Given a string, find the length of the longest substring without repeating characters.

Example 1:

Input: "abcabcbb"
Output: 3 
Explanation: The answer is "abc", with the length of 3. 

Example 2:

Input: "bbbbb"
Output: 1
Explanation: The answer is "b", with the length of 1.

Example 3:

Input: "pwwkew"
Output: 3
Explanation: The answer is "wke", with the length of 3. 
             Note that the answer must be a substring, "pwke" is a subsequence and not a substring.

题意

给你一个字符串，返回没有重复字符的最长子串的长度。

思路

使用一个 Set 存放当前的候选最长子串（没必要顺序存储）。遍历字符串，在将当前遍历的字符存入候选最长子串之前。如果子串中，存在当前遍历的字符，即构成重复子串，则按顺序将字符一个一个地从候选子串移除，直到重复字符被移出为止。

由于 Set 无序的特性，如何知道接下来该移除哪个字符呢？

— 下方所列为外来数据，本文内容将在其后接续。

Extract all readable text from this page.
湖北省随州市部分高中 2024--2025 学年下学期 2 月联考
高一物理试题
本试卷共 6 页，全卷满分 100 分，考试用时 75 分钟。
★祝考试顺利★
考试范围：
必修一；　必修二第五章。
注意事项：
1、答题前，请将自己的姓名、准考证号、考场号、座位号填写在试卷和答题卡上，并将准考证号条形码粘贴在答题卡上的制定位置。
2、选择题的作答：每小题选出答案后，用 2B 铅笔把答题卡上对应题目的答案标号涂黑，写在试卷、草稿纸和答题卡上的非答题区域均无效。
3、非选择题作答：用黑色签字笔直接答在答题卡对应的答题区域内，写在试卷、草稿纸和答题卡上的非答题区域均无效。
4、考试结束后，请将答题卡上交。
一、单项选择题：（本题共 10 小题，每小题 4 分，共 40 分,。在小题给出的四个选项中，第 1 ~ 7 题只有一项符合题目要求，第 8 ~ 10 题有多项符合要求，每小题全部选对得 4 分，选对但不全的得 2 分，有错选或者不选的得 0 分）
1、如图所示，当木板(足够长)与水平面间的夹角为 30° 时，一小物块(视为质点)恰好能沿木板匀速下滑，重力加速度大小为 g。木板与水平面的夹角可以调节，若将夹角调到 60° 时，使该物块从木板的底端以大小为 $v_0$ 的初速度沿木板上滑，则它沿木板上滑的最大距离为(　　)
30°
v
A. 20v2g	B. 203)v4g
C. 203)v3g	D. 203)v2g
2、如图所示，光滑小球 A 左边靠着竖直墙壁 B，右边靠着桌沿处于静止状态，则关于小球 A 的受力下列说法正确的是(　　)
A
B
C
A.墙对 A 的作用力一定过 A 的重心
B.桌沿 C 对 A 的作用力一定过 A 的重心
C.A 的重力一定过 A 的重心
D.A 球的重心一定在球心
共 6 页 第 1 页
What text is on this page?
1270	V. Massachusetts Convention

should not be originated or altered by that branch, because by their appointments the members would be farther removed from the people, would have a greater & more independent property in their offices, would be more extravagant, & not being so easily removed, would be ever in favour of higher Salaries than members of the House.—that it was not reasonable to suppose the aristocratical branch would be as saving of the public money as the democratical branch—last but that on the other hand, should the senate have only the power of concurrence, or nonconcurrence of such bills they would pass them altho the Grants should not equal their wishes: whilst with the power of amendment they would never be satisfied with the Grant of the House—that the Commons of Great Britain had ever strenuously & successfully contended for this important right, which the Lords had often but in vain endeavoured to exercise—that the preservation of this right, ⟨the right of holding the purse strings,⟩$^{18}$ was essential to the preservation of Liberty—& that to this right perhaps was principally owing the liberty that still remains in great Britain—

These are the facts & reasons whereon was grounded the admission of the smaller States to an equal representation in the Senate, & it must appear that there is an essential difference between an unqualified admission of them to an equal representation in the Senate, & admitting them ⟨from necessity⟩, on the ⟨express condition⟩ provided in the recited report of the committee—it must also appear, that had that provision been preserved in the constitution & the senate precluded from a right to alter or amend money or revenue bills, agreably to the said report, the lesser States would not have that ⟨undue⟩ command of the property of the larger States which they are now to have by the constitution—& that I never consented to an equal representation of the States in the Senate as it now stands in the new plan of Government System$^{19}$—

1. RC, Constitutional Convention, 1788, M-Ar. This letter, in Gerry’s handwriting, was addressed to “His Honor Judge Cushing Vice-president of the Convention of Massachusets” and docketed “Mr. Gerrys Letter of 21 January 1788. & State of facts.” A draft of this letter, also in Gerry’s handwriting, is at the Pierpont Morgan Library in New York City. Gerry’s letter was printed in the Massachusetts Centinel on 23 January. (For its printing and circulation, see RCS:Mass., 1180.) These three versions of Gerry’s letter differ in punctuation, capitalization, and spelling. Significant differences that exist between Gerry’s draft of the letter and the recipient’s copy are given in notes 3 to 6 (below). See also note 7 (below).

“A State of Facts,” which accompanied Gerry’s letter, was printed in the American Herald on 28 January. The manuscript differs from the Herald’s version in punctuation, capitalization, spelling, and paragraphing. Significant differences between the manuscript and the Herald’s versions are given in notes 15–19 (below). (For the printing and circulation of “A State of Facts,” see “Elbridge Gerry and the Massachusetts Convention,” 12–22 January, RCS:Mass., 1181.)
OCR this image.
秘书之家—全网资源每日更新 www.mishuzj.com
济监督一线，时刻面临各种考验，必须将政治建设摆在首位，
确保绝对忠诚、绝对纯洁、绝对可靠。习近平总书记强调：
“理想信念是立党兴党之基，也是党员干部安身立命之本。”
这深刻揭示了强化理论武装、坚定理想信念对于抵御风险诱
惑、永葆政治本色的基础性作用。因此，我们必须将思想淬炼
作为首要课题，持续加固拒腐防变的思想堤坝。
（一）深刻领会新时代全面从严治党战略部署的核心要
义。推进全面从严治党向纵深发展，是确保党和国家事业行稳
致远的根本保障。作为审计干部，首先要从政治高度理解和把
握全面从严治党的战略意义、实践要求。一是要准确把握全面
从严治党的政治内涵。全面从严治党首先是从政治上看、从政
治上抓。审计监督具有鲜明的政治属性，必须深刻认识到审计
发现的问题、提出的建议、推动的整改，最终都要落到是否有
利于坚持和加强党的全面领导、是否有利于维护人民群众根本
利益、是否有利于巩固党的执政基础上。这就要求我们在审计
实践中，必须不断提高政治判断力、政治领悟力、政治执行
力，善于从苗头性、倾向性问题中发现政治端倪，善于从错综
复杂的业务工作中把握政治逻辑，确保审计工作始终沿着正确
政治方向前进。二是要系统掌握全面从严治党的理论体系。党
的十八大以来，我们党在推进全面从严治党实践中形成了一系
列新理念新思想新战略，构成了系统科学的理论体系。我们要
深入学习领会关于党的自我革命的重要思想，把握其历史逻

我们可以维护一个索引（byeIndex），该索引记录了候选子串中的第一个字符，即接下来该移除的字符。

代码

package name.guolanren._1to100._1to10.p3;

import java.util.HashSet;
import java.util.Set;

/**
 * @author guolanren
 */
public class LongestSubstringWithoutRepeatingCharacters {

    public int lengthOfLongestSubstring(String s) {
        int maxLength = 0;
        int byeIndex = 0;
        // 乱序的候选最长字符串
        Set<Character> candidate = new HashSet<>();
        for (int i = 0; i < s.length(); i++) {
            // 已经追不上啦，放弃吧
            if (s.length() - i + candidate.size() <= maxLength) {
                break;
            }
            char c = s.charAt(i);
            // 遇到重复的，按顺序删除，直到跟相同的字符说 bye 为止
            while (candidate.contains(c)) {
                char bye = s.charAt(byeIndex++);
                candidate.remove(bye);
            }
            candidate.add(c);
            maxLength = Integer.max(maxLength, candidate.size());
        }
        return maxLength;
    }

}